I have to note, too, that there are chronological problems with the series that are made apparent in this first volume. Dalgliesh has already developed a reputation as a homicide investigator and is already a Detective Chief Inspector, implying that he's at least in his mid-30s (and almost certainly older). And that's in 1962, so he was born in the late 1920s. He even has clear adolescent memories of the war. Therefore, in his most recent outing, in 2010, he would have to be in his mid-to-late 80s. Are we to believe that Scotland Yard doesn't have a mandatory retirement program for its active investigators -- even its stars?

P.D.'s Dalgliesh
I read five of P. D. James' books in this series. It took that long for her protagonist to say inaccurate and truly sickening things about people who use wheelchairs for mobility. She, through Adam, portrays them as whiny, pity-seeking parasites on society. Since I use a wheelchair myself, and am none of these things, I stopped buying her books immediately. She has a right to her opinions. So do I, and I voted with my purse. She is a noted author. and millions of people read her books. Thank you Amazon, for letting me be read.

The Pulp Fiction Philosopher
P.D. James combines wonderful plotting, page turning style and bits of philosophical insights centered around a rock solid protagonist, Adam Dalgliesh. COVER HER FACE is the first book of the Dalgliesh series. It has the strength of an opening book (originality) and also the weaknesses (the style is still being worked out).
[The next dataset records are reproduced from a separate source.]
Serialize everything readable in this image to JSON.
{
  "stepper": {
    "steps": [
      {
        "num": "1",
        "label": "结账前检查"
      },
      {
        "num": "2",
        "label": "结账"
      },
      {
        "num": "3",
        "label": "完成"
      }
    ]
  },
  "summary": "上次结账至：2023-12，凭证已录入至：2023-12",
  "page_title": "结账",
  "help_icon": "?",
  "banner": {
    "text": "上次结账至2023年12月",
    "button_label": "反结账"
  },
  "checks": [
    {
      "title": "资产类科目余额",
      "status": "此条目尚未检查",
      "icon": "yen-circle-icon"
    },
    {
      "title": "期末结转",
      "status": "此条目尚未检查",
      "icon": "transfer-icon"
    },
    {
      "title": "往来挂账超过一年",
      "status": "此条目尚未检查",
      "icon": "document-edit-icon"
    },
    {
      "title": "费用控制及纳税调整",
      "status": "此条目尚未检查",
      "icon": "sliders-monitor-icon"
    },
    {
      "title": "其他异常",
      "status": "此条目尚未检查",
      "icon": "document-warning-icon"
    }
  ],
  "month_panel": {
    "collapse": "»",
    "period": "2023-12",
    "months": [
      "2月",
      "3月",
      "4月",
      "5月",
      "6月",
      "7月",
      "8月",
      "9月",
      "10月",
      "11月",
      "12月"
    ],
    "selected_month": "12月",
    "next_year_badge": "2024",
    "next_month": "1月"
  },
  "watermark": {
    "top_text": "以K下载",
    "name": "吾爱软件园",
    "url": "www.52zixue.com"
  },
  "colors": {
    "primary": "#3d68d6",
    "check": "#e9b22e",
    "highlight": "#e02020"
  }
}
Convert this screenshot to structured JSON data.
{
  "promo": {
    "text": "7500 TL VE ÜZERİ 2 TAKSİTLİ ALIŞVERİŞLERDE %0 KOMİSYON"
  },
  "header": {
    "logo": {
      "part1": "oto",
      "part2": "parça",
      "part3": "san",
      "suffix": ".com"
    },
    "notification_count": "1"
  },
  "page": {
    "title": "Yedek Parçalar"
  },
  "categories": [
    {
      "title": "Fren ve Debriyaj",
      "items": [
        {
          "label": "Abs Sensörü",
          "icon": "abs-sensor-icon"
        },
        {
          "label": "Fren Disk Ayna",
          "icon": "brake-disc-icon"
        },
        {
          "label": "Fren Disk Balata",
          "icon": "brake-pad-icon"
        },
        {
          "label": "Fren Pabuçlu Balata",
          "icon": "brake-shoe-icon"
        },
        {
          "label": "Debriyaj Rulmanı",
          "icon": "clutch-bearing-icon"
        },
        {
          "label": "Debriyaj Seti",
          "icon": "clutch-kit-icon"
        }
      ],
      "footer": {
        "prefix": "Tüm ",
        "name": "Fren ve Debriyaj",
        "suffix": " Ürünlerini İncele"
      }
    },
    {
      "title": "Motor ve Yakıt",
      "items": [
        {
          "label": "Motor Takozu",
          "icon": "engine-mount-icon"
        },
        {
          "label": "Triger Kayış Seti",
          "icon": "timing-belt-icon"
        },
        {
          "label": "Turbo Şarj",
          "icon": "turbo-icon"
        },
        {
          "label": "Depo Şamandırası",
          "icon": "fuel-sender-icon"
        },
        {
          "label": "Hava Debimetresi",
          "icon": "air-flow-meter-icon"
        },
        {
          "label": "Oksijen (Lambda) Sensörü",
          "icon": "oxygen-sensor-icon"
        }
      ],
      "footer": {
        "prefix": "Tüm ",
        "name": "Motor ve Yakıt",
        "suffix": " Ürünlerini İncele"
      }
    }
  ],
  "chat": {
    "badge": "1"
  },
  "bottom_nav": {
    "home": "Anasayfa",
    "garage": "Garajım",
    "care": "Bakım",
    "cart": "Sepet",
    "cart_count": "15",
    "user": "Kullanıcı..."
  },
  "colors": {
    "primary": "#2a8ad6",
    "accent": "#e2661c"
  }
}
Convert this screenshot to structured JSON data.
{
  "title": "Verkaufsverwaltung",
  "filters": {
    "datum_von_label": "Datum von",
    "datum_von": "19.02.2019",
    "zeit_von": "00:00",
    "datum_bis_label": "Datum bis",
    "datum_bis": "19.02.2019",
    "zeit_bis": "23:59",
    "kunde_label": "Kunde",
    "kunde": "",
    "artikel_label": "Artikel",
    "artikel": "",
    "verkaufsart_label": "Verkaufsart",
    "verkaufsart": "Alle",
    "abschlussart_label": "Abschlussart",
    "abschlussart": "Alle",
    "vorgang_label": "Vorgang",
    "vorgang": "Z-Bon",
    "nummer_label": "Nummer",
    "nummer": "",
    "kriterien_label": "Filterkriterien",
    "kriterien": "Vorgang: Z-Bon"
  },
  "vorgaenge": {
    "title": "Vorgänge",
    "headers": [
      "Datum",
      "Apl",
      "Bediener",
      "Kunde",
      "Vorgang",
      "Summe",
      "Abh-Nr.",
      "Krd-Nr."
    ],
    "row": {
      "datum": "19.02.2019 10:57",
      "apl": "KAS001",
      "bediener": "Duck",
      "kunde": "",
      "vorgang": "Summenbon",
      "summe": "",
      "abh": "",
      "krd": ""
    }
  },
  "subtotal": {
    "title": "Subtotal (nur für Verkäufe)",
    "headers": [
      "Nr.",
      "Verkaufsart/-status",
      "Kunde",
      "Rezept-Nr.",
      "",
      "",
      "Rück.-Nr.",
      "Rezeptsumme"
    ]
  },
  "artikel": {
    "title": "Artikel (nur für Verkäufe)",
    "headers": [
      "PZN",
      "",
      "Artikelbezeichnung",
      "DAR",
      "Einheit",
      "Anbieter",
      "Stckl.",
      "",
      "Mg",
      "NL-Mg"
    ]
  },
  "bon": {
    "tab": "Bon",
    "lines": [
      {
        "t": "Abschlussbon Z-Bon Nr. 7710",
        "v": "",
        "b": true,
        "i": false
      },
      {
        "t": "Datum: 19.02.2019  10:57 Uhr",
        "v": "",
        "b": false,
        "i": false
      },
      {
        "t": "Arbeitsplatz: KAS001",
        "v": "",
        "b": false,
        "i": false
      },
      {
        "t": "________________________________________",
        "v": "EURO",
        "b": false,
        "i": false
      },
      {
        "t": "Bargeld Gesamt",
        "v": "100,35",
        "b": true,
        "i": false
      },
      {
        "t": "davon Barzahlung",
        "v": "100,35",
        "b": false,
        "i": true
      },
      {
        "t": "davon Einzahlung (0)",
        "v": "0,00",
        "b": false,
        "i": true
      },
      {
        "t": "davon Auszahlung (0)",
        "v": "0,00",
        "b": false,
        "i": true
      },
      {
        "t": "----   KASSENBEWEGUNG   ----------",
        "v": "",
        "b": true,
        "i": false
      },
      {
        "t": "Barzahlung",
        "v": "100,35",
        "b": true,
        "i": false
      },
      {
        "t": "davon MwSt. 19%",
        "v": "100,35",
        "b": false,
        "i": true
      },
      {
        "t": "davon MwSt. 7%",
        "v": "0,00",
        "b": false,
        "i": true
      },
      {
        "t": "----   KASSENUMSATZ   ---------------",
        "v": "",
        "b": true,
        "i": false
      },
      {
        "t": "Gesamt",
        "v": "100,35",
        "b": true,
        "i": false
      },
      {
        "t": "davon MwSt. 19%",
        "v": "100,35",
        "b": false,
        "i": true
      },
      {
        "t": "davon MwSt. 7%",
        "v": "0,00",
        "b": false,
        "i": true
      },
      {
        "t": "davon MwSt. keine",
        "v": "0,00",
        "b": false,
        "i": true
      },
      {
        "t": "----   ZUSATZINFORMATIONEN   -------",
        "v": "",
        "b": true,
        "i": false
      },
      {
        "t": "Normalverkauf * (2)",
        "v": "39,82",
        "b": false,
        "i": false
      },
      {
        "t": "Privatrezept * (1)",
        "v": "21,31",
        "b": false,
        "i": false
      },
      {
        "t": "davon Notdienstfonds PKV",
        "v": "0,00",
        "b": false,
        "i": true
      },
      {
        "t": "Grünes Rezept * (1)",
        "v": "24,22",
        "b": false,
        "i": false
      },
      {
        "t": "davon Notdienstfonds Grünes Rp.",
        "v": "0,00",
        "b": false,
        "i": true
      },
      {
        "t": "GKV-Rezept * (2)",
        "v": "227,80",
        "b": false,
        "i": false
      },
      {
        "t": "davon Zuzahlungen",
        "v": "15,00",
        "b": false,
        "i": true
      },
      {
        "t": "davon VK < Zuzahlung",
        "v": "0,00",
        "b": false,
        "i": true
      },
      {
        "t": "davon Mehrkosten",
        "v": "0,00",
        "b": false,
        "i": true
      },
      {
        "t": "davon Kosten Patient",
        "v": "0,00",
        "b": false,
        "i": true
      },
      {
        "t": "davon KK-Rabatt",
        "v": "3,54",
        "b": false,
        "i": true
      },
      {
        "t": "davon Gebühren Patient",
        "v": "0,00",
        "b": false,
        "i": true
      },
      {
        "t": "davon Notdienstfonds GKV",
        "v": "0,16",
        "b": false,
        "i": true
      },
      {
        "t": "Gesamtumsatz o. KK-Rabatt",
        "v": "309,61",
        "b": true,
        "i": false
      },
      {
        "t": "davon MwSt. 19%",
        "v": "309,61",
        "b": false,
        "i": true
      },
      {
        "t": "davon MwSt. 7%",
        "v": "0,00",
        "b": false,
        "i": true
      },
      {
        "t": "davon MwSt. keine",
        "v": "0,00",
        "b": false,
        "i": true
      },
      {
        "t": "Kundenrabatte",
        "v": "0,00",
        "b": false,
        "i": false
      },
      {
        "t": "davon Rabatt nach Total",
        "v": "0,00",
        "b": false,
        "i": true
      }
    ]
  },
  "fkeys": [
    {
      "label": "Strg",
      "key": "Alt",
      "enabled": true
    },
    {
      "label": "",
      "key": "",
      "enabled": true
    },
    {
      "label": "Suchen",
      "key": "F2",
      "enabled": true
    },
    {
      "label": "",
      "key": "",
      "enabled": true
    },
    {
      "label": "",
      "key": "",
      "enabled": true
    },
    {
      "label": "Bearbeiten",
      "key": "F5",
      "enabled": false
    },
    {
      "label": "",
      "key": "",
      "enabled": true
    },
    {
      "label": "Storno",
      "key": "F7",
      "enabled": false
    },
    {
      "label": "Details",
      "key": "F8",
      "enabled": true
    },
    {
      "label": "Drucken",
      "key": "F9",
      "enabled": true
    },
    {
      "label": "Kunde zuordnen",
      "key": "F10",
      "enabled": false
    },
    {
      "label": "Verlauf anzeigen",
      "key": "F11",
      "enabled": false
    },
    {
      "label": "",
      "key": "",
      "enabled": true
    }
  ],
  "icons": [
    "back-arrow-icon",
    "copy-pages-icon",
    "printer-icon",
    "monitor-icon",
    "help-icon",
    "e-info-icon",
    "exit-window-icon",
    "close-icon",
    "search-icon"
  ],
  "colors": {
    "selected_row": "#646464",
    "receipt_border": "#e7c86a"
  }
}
But, on the whole, very enjoyable.

Cover Her Face
P.D. James is a little wordy, but her Adam Dalgliesh series is excellent. If you like British mysteries this is a good one.

Amazed that there aren't more reviews for this classic
What can I say more than that this PD James novel was the most instrumental novel to keep the spirit of Agatha Christie alive.The debut of Inspector Dagleish is a must-read. And one must remember the Gilbert & Sullivan quote, "A policeman's lot is not a happy one".